Chair Morimoto provided some data regarding the successful No Confidence vote. There were 173 YES, 105 NO, and a large number of abstains. Turnout by employment category: TT 83%; SSP2+ 41%; lecturers 28%; coaches 14%. She observed that the Senate action calling for this vote was silent on what to do with the results. The Chair is, however, giving the results to any press which requests it.
She also reported on some matters of interest from the rest of the CSU:
The Chico Senate is upset over a breach of process at the Statewide Academic Senate in approving AS 3530.
The Cal State LA Senate passed a No Confidence vote in the campus police for the way they removed a woman of color from the campus.
The General Education Area E is eliminated. Ethnic Studies will be offered in Area C. Also, the two statutory courses in Area C have been reduced to one.
The Associated Students is proposing an Equity Fee, which would be used to help low-income students purchase their textbooks. Up to $470 would be available each academic year. The program is proposed to begin in Fall ’23. All would pay (though there is an opt-out feature), but only some would benefit. There would be a Financial Aid advantage, in that the fee could be included in the “costs” calculation, whereas generally books are not.
Vice Chair Burton announced that a survey will soon be going out to faculty asking how they would be willing to contribute to recruitment.
APARC’s Priority Recommendations were considered for a Second reading. The proposal passed with little discussion and no objection.

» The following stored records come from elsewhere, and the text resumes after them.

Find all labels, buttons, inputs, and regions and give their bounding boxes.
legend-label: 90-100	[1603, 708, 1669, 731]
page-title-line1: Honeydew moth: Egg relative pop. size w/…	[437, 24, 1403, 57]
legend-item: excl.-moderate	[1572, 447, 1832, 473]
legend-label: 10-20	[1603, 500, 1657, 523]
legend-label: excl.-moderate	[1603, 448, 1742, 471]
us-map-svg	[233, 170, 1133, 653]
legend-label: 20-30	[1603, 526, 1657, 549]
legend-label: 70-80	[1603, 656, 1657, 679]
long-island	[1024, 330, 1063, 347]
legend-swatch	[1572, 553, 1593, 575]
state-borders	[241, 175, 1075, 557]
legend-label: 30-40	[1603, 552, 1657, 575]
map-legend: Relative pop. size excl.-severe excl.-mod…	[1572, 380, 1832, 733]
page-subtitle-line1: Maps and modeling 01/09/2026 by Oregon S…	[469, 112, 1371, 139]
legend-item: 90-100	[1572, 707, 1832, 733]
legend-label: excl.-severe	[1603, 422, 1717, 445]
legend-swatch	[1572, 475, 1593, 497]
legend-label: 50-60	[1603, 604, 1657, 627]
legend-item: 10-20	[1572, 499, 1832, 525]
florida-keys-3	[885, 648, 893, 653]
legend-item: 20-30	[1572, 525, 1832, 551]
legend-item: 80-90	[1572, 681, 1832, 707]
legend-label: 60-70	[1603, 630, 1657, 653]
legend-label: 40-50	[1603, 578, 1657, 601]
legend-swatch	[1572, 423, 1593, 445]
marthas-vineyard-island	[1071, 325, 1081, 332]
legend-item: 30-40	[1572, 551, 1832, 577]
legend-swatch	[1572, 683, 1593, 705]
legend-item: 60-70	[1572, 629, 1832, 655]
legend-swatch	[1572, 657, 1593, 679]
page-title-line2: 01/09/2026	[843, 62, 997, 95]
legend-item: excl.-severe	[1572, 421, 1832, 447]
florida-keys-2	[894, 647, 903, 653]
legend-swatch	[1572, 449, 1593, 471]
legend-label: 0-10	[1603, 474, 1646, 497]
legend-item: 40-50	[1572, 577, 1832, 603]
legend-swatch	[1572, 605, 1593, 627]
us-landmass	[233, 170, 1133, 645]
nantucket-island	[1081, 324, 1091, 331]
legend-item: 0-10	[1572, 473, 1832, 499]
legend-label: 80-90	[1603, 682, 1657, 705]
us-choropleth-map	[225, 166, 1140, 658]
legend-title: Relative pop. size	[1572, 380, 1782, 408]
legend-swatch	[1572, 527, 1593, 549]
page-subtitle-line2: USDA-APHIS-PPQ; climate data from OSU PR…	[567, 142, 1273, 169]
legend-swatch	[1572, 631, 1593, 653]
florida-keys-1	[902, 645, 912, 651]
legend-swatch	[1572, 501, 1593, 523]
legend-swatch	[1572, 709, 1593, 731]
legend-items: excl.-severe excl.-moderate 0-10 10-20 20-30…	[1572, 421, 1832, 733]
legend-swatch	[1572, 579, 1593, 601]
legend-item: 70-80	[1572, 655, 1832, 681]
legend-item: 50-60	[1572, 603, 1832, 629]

SAC’s recommendations for changes in the Attendance Policy were considered for a Second Reading. There was some minor wordsmithing. One change was to delete references specifically singling out immigrants and providing instead for any legal issues, such as jury service, appearing in court as a witness, etc. The amended proposal passed.
In the absence of the President, the Provost gave her report. The search for a permanent VP for Student Affairs is underway. (One Senator observed that we spend so much effort on hiring and yet so many administrators stay here only a short time.)
Faculty are encouraged to attend the special graduations (eg, gay/lesbian, African-American, etc), held a day or two before the main Commencement. Gowns will be distributed before each ceremony, as in previous years; however, advance reservation will no longer be necessary.
Julie Vivas, campus Title IX coordinator, gave a presentation on title IX issues. Faculty must report any Title IX issues they become aware of, but students have the option of doing so or not, except for athletes and Greeks for whom reporting is mandatory.
The Senate chose Derek Girman to serve on the Executive Committee next year, replacing Ed Beebout, who had been elected at a previous Senate meeting but resigned when he accepted an interim appointment as the Dean of Arts & Humanities due to the resignation of Hollis Robbins.
The Associated Students representative reported that students have complained about the 500-character limit in SETI’s, for expanding on answers. They would like the amount of allowable space to be significantly increased.
CFA Chapter President Erma Jean Sims reported on recent activities of the Chapter:
There were 114 in attendance at the Chapter’s recent virtual forum on Title IX issues.
The Chapter is grateful to the Senate for providing forums on the No Confidence vote.
The Chapter still believes in the SSU dream. It also believes in the principle of Shared Governance, and speaks strongly for consultation and collaboration. It calls for beginning a healing process between all segments of the CSU.
The Statewide CFA wants an independent investigation of the CSU’s Title IX problems. It has called for an end to the Rape Culture.
The Chapter invites all to a Social on Thursday 19 May from 5 to 6 at the Jaded Toad.
AVP Stacey Bosick gave a report on Graduation Initiative 2025. We are moving toward our goals for increased 4-year and 6-year graduation rates, and also for 2-year and 4-year transfers.
She outlined five Priorities:
1.Re-engage and re-enroll underserved students. Use a recent $161,000 grant to make needs-based scholarships.
2.Move away from the “15 to finish” and “30 per year” models. Make more use of Summer and Extension opportunities. Allow for students who, because of family or work, choose to proceed toward graduation at a slower rate.
3.Ensure equitable access for the Digital Degree Planner.
4.Eliminate or reduce barriers, such as AY&F holds. Recently the allowance before holds was increased from $300 to $1,000.
5.Enhance equitable learning practices. Work on reducing the “DFW” students and help them to rise above this category.
FSAC Chair Richard Whitkus reported that the Committee is working on a revised Faculty Handbook. It will be virtual only. There will be a digital Table of Contents, and instructions for breaking out sub-units to access the relevant information.
Staff Council representative Kate Sims reported that the President canceled an appointment to meet with the Council, and also has not responded to questions they put to her.
This Academic Senate meeting is the final one of the 2021-2022 academic year.